Your R environment is the collection of all objects (variables, functions, data) currently in memory. Knowing how to inspect and clean it prevents confusion, especially in long analysis sessions.

# List all objects in the current environment
ls()

# Remove a specific object
rm(x)

# Remove multiple objects
rm(x, y, z)

# Remove ALL objects (clean slate)
rm(list = ls())

# Check if an object exists
exists("my_data")   # TRUE or FALSE

# Check memory usage
object.size(mtcars) |> format(units = "KB")  # "7 Kb"

2.12 tibble vs. data.frame: A Deeper Look

Tibbles (from the tibble package, part of tidyverse) are an improved version of data frames. The differences are subtle but important for everyday work.

library(tibble)

# Create a tibble
tbl <- tibble(
  name  = c("Alice", "Bob", "Carol"),
  score = c(91.5, 87.2, 94.0)
)

# Key differences from data.frame:
# 1. Never converts strings to factors
class(tbl$name)       # "character" (data.frame might give "factor" in old R)

# 2. Prints nicely — shows dimensions, column types, only first 10 rows
tbl                    # compact display with type annotations

# 3. Stricter subsetting — [ always returns a tibble
tbl[, "name"]         # still a tibble (data.frame would drop to vector)

# 4. No partial matching on column names
# tbl$na   — would give NULL with warning (data.frame might match "name")

# Convert between the two
as_tibble(mtcars)      # data.frame to tibble
as.data.frame(tbl)     # tibble to data.frame
When to use which? Use tibbles for interactive analysis and tidyverse pipelines. Use base data.frame when writing packages or code that must work without any dependencies. Many functions accept both interchangeably.

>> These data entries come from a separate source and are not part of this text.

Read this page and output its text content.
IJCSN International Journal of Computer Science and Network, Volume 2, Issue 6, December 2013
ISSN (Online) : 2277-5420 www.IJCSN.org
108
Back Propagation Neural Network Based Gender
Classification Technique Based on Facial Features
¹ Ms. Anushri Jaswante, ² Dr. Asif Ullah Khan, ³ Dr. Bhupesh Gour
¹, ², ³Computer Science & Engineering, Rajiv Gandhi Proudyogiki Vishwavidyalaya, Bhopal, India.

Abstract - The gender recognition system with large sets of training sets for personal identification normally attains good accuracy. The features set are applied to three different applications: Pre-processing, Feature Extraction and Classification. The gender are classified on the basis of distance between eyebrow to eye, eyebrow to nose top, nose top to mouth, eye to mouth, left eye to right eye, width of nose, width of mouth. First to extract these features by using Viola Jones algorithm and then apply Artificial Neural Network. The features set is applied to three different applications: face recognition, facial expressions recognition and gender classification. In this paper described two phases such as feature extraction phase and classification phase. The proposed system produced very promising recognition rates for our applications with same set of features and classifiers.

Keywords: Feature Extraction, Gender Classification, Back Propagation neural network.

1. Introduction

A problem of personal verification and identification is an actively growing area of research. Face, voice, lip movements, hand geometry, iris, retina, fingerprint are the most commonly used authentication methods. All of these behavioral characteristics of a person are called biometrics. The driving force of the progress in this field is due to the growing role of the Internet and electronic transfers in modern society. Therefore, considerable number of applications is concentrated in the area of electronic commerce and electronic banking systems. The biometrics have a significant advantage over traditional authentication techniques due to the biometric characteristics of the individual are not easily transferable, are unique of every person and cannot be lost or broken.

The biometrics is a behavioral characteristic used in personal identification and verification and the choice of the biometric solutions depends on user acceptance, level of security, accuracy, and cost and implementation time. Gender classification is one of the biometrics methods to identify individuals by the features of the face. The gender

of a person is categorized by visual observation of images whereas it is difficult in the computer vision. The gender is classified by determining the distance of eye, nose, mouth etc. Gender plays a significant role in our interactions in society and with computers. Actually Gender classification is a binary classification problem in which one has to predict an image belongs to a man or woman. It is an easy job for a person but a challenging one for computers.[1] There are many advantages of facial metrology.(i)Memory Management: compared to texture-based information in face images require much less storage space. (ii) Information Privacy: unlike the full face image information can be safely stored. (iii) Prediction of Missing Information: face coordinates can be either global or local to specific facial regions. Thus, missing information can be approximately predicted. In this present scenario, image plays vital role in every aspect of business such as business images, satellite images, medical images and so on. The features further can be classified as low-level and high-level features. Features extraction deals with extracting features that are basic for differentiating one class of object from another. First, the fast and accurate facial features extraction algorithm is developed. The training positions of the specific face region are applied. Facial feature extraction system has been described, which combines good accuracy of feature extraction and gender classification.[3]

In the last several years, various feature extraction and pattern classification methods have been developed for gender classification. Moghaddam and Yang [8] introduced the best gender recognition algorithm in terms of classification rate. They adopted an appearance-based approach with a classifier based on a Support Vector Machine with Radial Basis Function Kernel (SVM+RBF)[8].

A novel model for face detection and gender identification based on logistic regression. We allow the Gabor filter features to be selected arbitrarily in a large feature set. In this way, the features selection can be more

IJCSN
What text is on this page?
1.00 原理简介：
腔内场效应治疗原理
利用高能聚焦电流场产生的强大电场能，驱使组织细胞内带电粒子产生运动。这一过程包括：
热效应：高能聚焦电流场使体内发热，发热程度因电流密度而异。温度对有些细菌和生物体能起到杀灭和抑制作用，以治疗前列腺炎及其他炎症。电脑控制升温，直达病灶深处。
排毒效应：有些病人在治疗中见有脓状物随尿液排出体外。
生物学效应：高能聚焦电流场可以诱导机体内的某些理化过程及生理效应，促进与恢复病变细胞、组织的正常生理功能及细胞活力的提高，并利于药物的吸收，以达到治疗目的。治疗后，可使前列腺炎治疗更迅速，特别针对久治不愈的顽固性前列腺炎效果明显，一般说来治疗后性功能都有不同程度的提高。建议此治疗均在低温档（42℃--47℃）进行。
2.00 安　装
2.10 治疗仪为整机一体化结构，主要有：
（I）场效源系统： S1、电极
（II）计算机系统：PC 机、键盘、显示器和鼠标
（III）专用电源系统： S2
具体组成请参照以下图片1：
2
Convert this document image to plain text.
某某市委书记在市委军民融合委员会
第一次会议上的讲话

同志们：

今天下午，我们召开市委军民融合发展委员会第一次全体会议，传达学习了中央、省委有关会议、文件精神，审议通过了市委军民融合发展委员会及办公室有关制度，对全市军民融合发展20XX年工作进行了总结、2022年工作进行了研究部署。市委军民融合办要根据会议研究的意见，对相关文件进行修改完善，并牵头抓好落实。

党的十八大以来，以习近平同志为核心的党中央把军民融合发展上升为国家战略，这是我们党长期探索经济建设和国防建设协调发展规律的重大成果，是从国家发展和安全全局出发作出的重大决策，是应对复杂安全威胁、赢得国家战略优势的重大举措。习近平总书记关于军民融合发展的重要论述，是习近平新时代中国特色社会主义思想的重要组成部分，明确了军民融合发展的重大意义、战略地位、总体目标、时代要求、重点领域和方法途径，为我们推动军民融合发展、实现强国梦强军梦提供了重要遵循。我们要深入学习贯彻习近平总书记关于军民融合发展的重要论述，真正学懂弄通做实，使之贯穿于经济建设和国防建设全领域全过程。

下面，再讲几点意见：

2.13 Useful Inspection Functions

FunctionPurpose
str(x)Compact display of structure
class(x)High-level type ("data.frame", "list", etc.)
typeof(x)Internal storage type ("double", "character")
length(x)Number of elements (or columns for df)
dim(x)Rows and columns
summary(x)Quick statistical summary
head(x, n)First n elements/rows

Exercises

Exercise 2.1

Create a named vector temps with temperatures for Monday through Friday: 72, 68, 75, 80, 77. Extract only the days where temperature exceeds 74 using logical indexing.

Exercise 2.2

Build a data frame called products with columns: name (3 product names), price (numeric), and category (factor with levels "electronics", "clothing", "food"). Use str() to verify the types. Then extract only rows where price is above the median price.

Exercise 2.3

Create a matrix of exam scores: 4 students (rows) by 3 subjects (columns). Use apply() to compute each student's average score across subjects and each subject's average across students. Which student performed best overall? Which subject had the highest average?

Exercise 2.4

Create a vector x <- c(3, NA, 7, NaN, 12, NA, 5). (a) How many NA values does it contain? (Use sum(is.na(x)).) (b) Compute the mean, ignoring missing values. (c) Use which() to find the positions of the missing values. (d) Replace all NA values with the mean of the non-missing values (this is called imputation).